New in ChoiceScript: Limits on infinite loops enabled for all games

It’s possible to write an “infinite loop” bug in ChoiceScript, where the game keeps running the same lines of code over and over again, forever. These bugs can be hard to find and fix.

Last year, we announced that our Randomtest tool would begin enforcing limits on infinite loops.

Now, in the latest version of ChoiceScript on GitHub, we limit infinite loops in actual games as well.

If your game has an infinite-loop bug, your players may now begin seeing errors like this:

startup line 31: visited this line too many times (1000)

This error occurs when a line has been run (“visited”) 1,000 times in a single playthrough, which is a strong indication that your game has an infinite loop.
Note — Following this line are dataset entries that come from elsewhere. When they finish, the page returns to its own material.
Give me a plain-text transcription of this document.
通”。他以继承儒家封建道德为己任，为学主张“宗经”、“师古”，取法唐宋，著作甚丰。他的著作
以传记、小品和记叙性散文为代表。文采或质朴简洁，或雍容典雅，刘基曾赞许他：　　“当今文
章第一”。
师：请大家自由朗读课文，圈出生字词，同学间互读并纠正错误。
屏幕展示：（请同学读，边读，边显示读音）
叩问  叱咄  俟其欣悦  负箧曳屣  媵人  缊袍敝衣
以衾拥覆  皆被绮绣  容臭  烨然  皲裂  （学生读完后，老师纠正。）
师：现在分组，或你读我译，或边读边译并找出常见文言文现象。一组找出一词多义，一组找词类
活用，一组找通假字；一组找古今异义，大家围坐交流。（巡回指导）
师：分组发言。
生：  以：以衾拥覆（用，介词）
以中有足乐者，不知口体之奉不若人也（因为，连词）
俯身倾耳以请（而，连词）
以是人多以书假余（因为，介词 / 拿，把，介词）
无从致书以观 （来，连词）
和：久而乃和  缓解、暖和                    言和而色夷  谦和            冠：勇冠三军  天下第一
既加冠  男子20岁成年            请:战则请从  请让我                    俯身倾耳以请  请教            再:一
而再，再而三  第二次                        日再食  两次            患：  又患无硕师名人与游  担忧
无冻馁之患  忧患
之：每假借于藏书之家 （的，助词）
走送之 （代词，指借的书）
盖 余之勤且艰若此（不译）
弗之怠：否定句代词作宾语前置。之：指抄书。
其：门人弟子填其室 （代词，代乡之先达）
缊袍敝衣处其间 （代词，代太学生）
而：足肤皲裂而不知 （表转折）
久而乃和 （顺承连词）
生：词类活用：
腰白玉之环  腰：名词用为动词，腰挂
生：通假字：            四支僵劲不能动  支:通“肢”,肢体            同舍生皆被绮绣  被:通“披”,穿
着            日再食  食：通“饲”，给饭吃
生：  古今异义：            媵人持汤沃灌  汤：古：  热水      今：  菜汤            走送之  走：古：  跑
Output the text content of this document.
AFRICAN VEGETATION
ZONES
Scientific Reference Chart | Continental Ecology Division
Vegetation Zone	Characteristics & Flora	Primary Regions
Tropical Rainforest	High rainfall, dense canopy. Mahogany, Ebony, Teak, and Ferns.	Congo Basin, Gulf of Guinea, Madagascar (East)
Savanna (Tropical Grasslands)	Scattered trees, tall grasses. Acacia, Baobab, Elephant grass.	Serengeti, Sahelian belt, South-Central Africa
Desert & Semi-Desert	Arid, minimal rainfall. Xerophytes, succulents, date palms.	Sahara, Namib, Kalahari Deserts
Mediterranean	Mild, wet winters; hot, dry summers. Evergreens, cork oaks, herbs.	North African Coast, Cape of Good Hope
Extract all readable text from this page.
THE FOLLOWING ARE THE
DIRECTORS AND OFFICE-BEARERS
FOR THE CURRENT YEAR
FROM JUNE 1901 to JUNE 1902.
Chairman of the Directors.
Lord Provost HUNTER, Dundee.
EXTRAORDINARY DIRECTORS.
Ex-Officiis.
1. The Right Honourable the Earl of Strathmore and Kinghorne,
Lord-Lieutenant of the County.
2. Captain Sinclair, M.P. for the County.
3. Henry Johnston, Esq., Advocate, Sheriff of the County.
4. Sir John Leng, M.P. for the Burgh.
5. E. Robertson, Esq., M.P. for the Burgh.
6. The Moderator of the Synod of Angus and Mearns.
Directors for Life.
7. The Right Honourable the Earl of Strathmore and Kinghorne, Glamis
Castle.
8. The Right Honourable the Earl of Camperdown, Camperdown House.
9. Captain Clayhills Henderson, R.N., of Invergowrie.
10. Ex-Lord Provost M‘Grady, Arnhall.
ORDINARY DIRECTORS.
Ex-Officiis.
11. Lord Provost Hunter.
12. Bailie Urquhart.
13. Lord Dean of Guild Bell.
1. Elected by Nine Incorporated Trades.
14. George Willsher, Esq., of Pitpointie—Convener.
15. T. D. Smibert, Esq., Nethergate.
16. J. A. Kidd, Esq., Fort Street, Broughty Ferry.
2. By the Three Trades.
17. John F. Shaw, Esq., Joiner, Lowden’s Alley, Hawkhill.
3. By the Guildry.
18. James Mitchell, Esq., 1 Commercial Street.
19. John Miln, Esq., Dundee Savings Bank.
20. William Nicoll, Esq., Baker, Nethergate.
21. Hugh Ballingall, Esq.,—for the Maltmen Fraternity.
Without this, ChoiceScript would just hang forever if you hit an infinite loop.

I thought it might be possible that somehow you’d actually want to run a line 1,000 times in a single playthrough, so there’s a command to support that, *looplimit , which you can use like this:

*looplimit 1000000000

*looplimit lets you raise or lower the limit to any number you like.

You can can also turn off the looplimit with *looplimit 0 , but I don’t recommend it. Running a line a billion times should be good enough for anybody. (The maximum possible looplimit is approximately one trillion (12 zeroes), but, seriously?!)

Last year, we initially restricted infinite loops only in Randomtest, to ensure that we wouldn’t force games to crash incorrectly. But we’ve found that a number of games have been using *if (choice_randomtest) to make Randomtest behave substantially differently than they do in real life, preventing Randomtest from catching infinite loops. We think it’s better to fail with a clear error message than it is to just hang forever.

The best way to prevent these errors is still to run Randomtest on your game, but if you’ve been using *if (choice_randomtest) to change Randomtest’s behavior, at least now you’ll get a clear error message, rather than a frozen game with a mysterious blank screen!


Great addition. The infinite loop error was always one of the most difficult to explain to beginning coders because it didn’t generate an error message and as a result was often not recognized as an error.


Nice! Thanks for the update.

By the way, I think I met you a few times when I lived in Albany/Berkeley. :stuck_out_tongue:


Thank you Dan for that update, I’m sure it will be very useful.